An elite platoon of Special Forces soldiers infiltrates a forbidding Afghan war zone on horseback in search of vast treasure in this lyrical, thrilling blend of military fiction and Western.
When Corporal Elijah Russell's superb horsemanship is revealed during a firefight in northern Iraq, the young Army Ranger is assigned to an elite Special Forces unit preparing to stage a secret mission in eastern Afghanistan. Elijah's task is to train the Green Berets—fiercely loyal to their enigmatic commander, Captain Wynne—to ride the horses they will use to execute this mission through treacherous mountain terrain. But as the team presses farther into enemy territory, the nature of their operation only becomes more mysterious, and Wynne's charismatic power takes on a darker cast. Ultimately, Elijah finds himself forced to make a choice: on one side, his best friend and his most deeply held beliefs; on the other, a commanding officer driven by a messianic zeal for his mission.
Based on the author's extensive interviews with Green Berets, Army Rangers, and other veterans, this taut page-turner brilliantly fuses the war novel and the Western into a compellingly original tale.
Aaron Gwyn was raised on a cattle ranch in rural Oklahoma. He is the author of three novels and the story collection, Dog on the Cross, a finalist for the New York Public Library Young Lions Fiction Award. His novel, All God’s Children, was a finalist for the 2021 Spur Award for Best Traditional Novel. His writing has appeared in Esquire, McSweeney’s, Glimmer Train, Missouri Review, Gettysburg Review, and New Stories from the South. He lives in Charlotte, North Carolina, where he is an associate professor of English at the University of North Carolina at Charlotte and contributes book reviews, articles, and narrative nonfiction to Esquire.

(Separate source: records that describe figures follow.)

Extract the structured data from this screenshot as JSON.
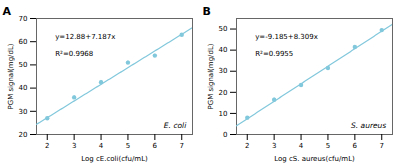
{
  "chart_data": [
    {
      "type": "scatter",
      "title": "A",
      "x_label": "Log cE.coli(cfu/mL)",
      "y_label": "PGM signal(mg/dL)",
      "x": [
        2,
        3,
        4,
        5,
        6,
        7
      ],
      "values": [
        27.0,
        36.0,
        42.5,
        51.0,
        54.0,
        63.0
      ],
      "y_err": [
        0.5,
        0.7,
        0.8,
        0.7,
        0.6,
        0.5
      ],
      "fit_intercept": 12.88,
      "fit_slope": 7.187,
      "color": "#82c8dc",
      "annotations": [
        "y=12.88+7.187x",
        "R²=0.9968",
        "E. coli"
      ],
      "xlim": [
        1.6,
        7.4
      ],
      "xticks": [
        2,
        3,
        4,
        5,
        6,
        7
      ],
      "ylim": [
        20,
        70
      ],
      "yticks": [
        20,
        30,
        40,
        50,
        60,
        70
      ],
      "grid": false
    },
    {
      "type": "scatter",
      "title": "B",
      "x_label": "Log cS. aureus(cfu/mL)",
      "y_label": "PGM signal(mg/dL)",
      "x": [
        2,
        3,
        4,
        5,
        6,
        7
      ],
      "values": [
        8.0,
        16.5,
        23.5,
        31.5,
        41.5,
        49.5
      ],
      "y_err": [
        0.4,
        0.8,
        0.5,
        0.7,
        0.7,
        0.5
      ],
      "fit_intercept": -9.185,
      "fit_slope": 8.309,
      "color": "#82c8dc",
      "annotations": [
        "y=-9.185+8.309x",
        "R²=0.9955",
        "S. aureus"
      ],
      "xlim": [
        1.6,
        7.4
      ],
      "xticks": [
        2,
        3,
        4,
        5,
        6,
        7
      ],
      "ylim": [
        0,
        55
      ],
      "yticks": [
        0,
        10,
        20,
        30,
        40,
        50
      ],
      "grid": false
    }
  ]
}
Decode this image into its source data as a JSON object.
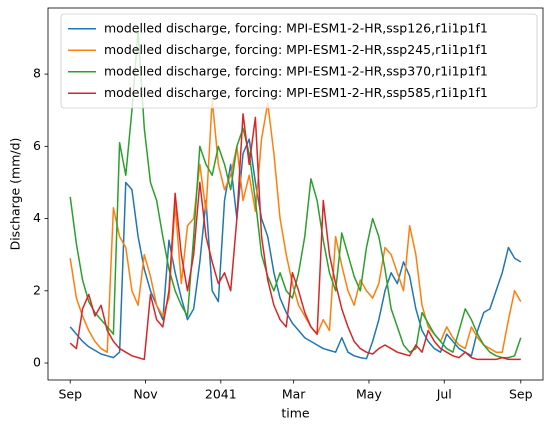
{
  "chart_data": {
    "type": "line",
    "x_label": "time",
    "y_label": "Discharge (mm/d)",
    "x": [
      0,
      5,
      10,
      15,
      20,
      25,
      30,
      35,
      40,
      45,
      50,
      55,
      60,
      65,
      70,
      75,
      80,
      85,
      90,
      95,
      100,
      105,
      110,
      115,
      120,
      125,
      130,
      135,
      140,
      145,
      150,
      155,
      160,
      165,
      170,
      175,
      180,
      185,
      190,
      195,
      200,
      205,
      210,
      215,
      220,
      225,
      230,
      235,
      240,
      245,
      250,
      255,
      260,
      265,
      270,
      275,
      280,
      285,
      290,
      295,
      300,
      305,
      310,
      315,
      320,
      325,
      330,
      335,
      340,
      345,
      350,
      355,
      360,
      365
    ],
    "xlim": [
      -18,
      383
    ],
    "xticks": [
      {
        "value": 0,
        "label": "Sep"
      },
      {
        "value": 61,
        "label": "Nov"
      },
      {
        "value": 122,
        "label": "2041"
      },
      {
        "value": 181,
        "label": "Mar"
      },
      {
        "value": 242,
        "label": "May"
      },
      {
        "value": 303,
        "label": "Jul"
      },
      {
        "value": 365,
        "label": "Sep"
      }
    ],
    "ylim": [
      -0.47,
      9.83
    ],
    "yticks": [
      0,
      2,
      4,
      6,
      8
    ],
    "legend": "upper right",
    "series": [
      {
        "name": "modelled discharge, forcing: MPI-ESM1-2-HR,ssp126,r1i1p1f1",
        "color": "#1f77b4",
        "values": [
          1.0,
          0.8,
          0.6,
          0.45,
          0.35,
          0.25,
          0.2,
          0.15,
          0.3,
          5.0,
          4.8,
          3.5,
          2.6,
          2.0,
          1.6,
          1.2,
          3.4,
          2.5,
          1.8,
          1.2,
          1.5,
          2.8,
          4.5,
          2.0,
          1.7,
          4.5,
          5.5,
          4.0,
          5.8,
          6.2,
          5.0,
          4.0,
          3.5,
          2.5,
          1.8,
          1.4,
          1.1,
          0.9,
          0.7,
          0.6,
          0.5,
          0.4,
          0.35,
          0.3,
          0.7,
          0.3,
          0.2,
          0.15,
          0.12,
          0.6,
          1.2,
          2.0,
          2.5,
          2.2,
          2.8,
          2.4,
          1.5,
          0.9,
          0.6,
          0.4,
          0.3,
          0.8,
          0.6,
          0.4,
          0.3,
          0.2,
          0.9,
          1.4,
          1.5,
          2.0,
          2.5,
          3.2,
          2.9,
          2.8
        ]
      },
      {
        "name": "modelled discharge, forcing: MPI-ESM1-2-HR,ssp245,r1i1p1f1",
        "color": "#ff7f0e",
        "values": [
          2.9,
          1.8,
          1.3,
          0.9,
          0.6,
          0.4,
          0.3,
          4.3,
          3.5,
          3.2,
          2.0,
          1.6,
          3.0,
          2.4,
          1.6,
          1.3,
          1.8,
          4.4,
          2.2,
          3.8,
          4.0,
          5.5,
          4.2,
          7.3,
          5.5,
          4.8,
          5.2,
          6.0,
          4.5,
          5.2,
          4.2,
          6.2,
          7.2,
          5.8,
          4.0,
          3.0,
          2.2,
          1.6,
          1.3,
          1.0,
          0.8,
          1.2,
          0.9,
          3.5,
          2.7,
          2.0,
          1.6,
          2.3,
          2.0,
          1.8,
          2.2,
          3.2,
          3.0,
          2.5,
          2.0,
          3.8,
          3.0,
          1.6,
          1.0,
          0.8,
          0.6,
          1.0,
          0.7,
          0.5,
          0.4,
          1.0,
          0.7,
          0.5,
          0.4,
          0.3,
          0.3,
          1.2,
          2.0,
          1.7
        ]
      },
      {
        "name": "modelled discharge, forcing: MPI-ESM1-2-HR,ssp370,r1i1p1f1",
        "color": "#2ca02c",
        "values": [
          4.6,
          3.3,
          2.3,
          1.7,
          1.4,
          1.2,
          1.0,
          0.8,
          6.1,
          5.2,
          7.0,
          9.2,
          6.5,
          5.0,
          4.5,
          3.5,
          2.6,
          2.0,
          1.6,
          1.3,
          3.5,
          6.0,
          5.5,
          5.2,
          6.0,
          5.5,
          4.8,
          6.0,
          6.5,
          5.8,
          4.5,
          3.0,
          2.4,
          2.0,
          2.5,
          2.0,
          1.8,
          2.5,
          3.5,
          5.1,
          4.5,
          3.4,
          2.5,
          2.0,
          3.6,
          3.0,
          2.4,
          2.0,
          3.2,
          4.0,
          3.5,
          2.6,
          1.5,
          1.0,
          0.5,
          0.3,
          0.4,
          1.4,
          1.1,
          0.8,
          0.6,
          0.4,
          0.3,
          0.9,
          1.5,
          1.2,
          0.8,
          0.5,
          0.3,
          0.2,
          0.15,
          0.15,
          0.2,
          0.7
        ]
      },
      {
        "name": "modelled discharge, forcing: MPI-ESM1-2-HR,ssp585,r1i1p1f1",
        "color": "#d62728",
        "values": [
          0.55,
          0.4,
          1.5,
          1.9,
          1.3,
          1.6,
          0.9,
          0.6,
          0.4,
          0.3,
          0.2,
          0.15,
          0.1,
          1.9,
          1.2,
          1.0,
          2.0,
          4.7,
          3.0,
          2.0,
          3.0,
          5.0,
          3.5,
          2.8,
          2.2,
          2.5,
          2.0,
          4.0,
          6.9,
          5.5,
          6.8,
          3.5,
          2.3,
          1.6,
          1.2,
          1.0,
          2.5,
          2.0,
          1.4,
          1.0,
          0.8,
          4.5,
          3.0,
          2.2,
          1.5,
          1.0,
          0.6,
          0.4,
          0.3,
          0.25,
          0.4,
          0.5,
          0.4,
          0.3,
          0.25,
          0.2,
          0.5,
          0.3,
          0.9,
          0.6,
          0.4,
          0.3,
          0.2,
          0.15,
          0.3,
          0.15,
          0.1,
          0.1,
          0.1,
          0.1,
          0.15,
          0.1,
          0.1,
          0.1
        ]
      }
    ]
  }
}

Michael Kramer has narrated over 100 audiobooks for many bestselling authors. He read all of Robert Jordan’s epic Wheel of Time fantasy-adventure series as well as Brandon Sanderson’s The Stormlight Archive series. He received AudioFile magazine's Earphones Award for the Kent Family series by John Jakes and for Alan Fulsom's The Day After Tomorrow. Known for his “spot-on character portraits and accents, and his resonant, well-tempered voice” (AudioFile), his work includes recording books for the Library of Congress’s Talking Books program for the blind and physically handicapped. Kramer also works as an actor in the Washington, D.C. area, where he lives with his wife, Jennifer Mendenhall (a.k.a. Kate Reading), and their two children. He has appeared as Lord Rivers in Richard III at The Shakespeare Theatre, Howie/Merlin in The Kennedy Center’s production of The Light of Excalibur, Sam Riggs and Frederick Savage in Woody Allen’s Central Park West/Riverside Drive, and Dr. Qari Shah in Tony Kushner’s Homebody/Kabul at Theatre J.